I guess what I'm talking about is tradition.  I'm talking about the ordinary, every day traditions that we lose all too easily in a generation or so, if we're not careful.  My mother talked about my paternal grandmother's yeast biscuits, which to hear her tell it, were as big as a loaf of bread and as light as a wisp of smoke.  Maybe they were really that special or maybe they only became so in her memory but we'll never know because that recipe was lost when Grandmother left her mortal coil.  Now that my own mother is gone too, I find myself reaching for the phone sometimes still, to ask her how she made her oatmeal, and why mine never tastes the same.  My younger sister does the same thing and we both pine for that oatmeal, but too bad for us.  We waited too long to get her technique.

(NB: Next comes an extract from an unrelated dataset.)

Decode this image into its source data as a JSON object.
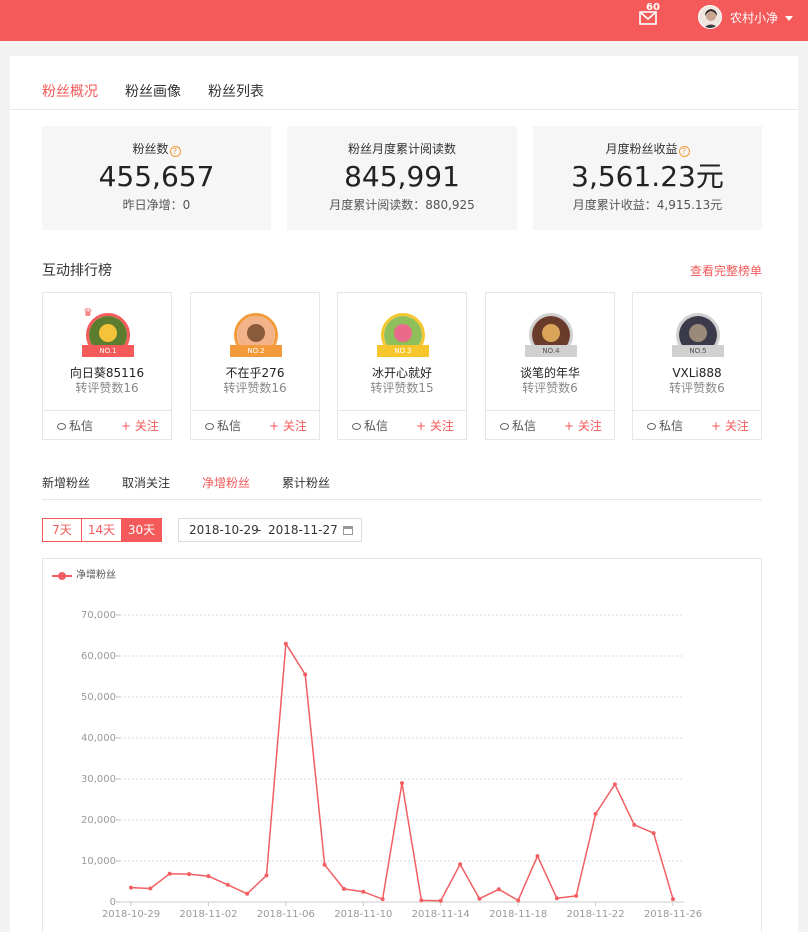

Too bad for the world too.  It's all too easy to lose touch with skills that were common just a generation or so ago: gardening, sewing, home repairs, animal husbandry, and so on.  In the world I grew up in,  cheap oil and the notion of an ever-expanding economy allowed us to believe we could, even should, let go of those traditional skills.  And we can't reclaim them overnight either.  It takes time to learn how to garden well, for example.  It takes season after season to learn about a particular climate and microclimate, to even begin to get a glimmer of understanding about how seasons work, how seeds like to sprout, what makes a tender plant thrive and what consigns it to failure.  It takes time to develop any skill and it's always best to learn from an experienced teacher, although books are a great source too.

So what I'm circling around to in this rambling post is that it's fun and instructive to try new things, like French style baguettes, but having a practiced, make-it-in-your-sleep skill, like I once had for sandwich bread as part of our every day repertoire cannot be neglected.